Poprzedni
Następny

Duet wszech czasów – Say say say – Paul McCartney i Michael Jackson

Say Say Say był jedną z trzech wspólnych piosenek, które napisali razem Paul McCartney i Michael Jackson. W 2013 roku magazyn Billboard umieścił tę piosenkę na pozycji 41. największych hitów wszech czasów listy przebojów Billboard Hot 100. Została ona również uznana za dziewiątą najlepszą kolaborację wszech czasów w ankiecie czytelników renomowanego magazynu Rolling Stone.

Jackson i McCartey — miłe złego początki

Cofnijmy się zatem do Bożego Narodzenia 1980 roku, kiedy to Michael Jackson zadzwonił do McCartneya i zaproponował współpracę. Tak po prostu, wybrał numer i zapytał: "Hey Paul, chcesz nagrać kilka hitów?". A słynny Beatles na to: „Kto mówi?”. Nie rozpoznał Michaela po głosie.

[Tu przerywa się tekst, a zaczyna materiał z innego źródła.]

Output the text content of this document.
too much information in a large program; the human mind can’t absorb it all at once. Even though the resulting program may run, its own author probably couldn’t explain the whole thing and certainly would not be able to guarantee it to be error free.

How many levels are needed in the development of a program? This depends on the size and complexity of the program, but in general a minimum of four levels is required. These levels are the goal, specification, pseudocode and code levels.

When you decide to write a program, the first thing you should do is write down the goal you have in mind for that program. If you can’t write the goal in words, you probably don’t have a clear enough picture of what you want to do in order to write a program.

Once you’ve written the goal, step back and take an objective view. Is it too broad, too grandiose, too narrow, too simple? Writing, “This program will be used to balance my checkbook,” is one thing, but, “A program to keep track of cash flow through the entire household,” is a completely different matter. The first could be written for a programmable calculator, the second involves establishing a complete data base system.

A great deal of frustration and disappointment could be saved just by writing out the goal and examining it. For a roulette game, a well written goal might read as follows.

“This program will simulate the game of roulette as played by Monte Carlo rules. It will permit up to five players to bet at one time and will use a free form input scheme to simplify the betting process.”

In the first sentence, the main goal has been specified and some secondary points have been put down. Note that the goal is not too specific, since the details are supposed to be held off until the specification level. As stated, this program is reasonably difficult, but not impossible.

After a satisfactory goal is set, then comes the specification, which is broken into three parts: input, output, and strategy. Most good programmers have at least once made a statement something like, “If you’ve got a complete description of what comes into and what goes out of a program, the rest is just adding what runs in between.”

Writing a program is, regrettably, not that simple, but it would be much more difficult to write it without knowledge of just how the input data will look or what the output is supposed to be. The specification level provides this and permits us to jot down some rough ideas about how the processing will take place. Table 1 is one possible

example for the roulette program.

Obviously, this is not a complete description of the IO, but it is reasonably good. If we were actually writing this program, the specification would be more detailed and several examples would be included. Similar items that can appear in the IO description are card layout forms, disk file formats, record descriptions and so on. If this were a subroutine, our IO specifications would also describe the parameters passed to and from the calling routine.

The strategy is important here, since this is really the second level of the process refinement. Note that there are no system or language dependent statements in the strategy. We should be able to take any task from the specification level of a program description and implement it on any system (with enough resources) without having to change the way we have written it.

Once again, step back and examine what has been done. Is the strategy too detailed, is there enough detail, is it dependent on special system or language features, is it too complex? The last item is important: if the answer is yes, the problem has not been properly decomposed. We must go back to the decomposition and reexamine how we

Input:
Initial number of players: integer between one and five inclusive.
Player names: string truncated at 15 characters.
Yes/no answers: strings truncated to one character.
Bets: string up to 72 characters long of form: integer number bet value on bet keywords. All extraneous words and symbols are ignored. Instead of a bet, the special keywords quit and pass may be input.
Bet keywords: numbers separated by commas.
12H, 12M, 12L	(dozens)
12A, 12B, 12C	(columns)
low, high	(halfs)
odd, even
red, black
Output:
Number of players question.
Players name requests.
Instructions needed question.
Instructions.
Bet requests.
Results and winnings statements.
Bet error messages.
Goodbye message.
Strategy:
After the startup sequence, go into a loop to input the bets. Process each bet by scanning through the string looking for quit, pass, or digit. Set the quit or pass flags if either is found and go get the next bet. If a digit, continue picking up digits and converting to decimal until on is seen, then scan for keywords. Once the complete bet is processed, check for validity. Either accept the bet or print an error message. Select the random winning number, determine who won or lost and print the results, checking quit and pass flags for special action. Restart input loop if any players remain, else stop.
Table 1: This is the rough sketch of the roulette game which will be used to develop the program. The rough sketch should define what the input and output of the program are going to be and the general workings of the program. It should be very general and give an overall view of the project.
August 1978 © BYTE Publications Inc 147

Nagrania rozpoczęły się w maju 1981. Jackson mieszkał w domu McCartneya i Lindy podczas sesji nagraniowych i zaprzyjaźnił się z obojgiem. Pewnego wieczoru Paul McCartney wyciągnął broszurę zawierającą wszystkie piosenki, do których miał prawa do publikacji. „To jest sposób na zarobienie dużych pieniędzy”, powiedział muzyk. „Za każdym razem, gdy ktoś nagrywa jedną z tych piosenek, otrzymuję zapłatę. Za każdym razem, gdy ktoś gra te piosenki w radiu lub podczas występów na żywo, ja dostaję pieniądze”. Słowa McCartneya wpłynęły na późniejszy zakup przez Jacksona ATV Music Publishing w 1985 roku. Co stało się powodem późniejszych napięć między muzykami, ale o tym za chwilę.

Powstawanie hitu

McCartney grał na kilku instrumentach w „Say Say Say”, w tym na perkusji, syntezatorze, gitarze i gitarze basowej. Na harmonijce grał Chris Smith, a na gitarze rytmicznej David Williams. Nad techniczną stroną nagrania czuwał były inżynier dźwięku Beatlesów, Geoff Emerick.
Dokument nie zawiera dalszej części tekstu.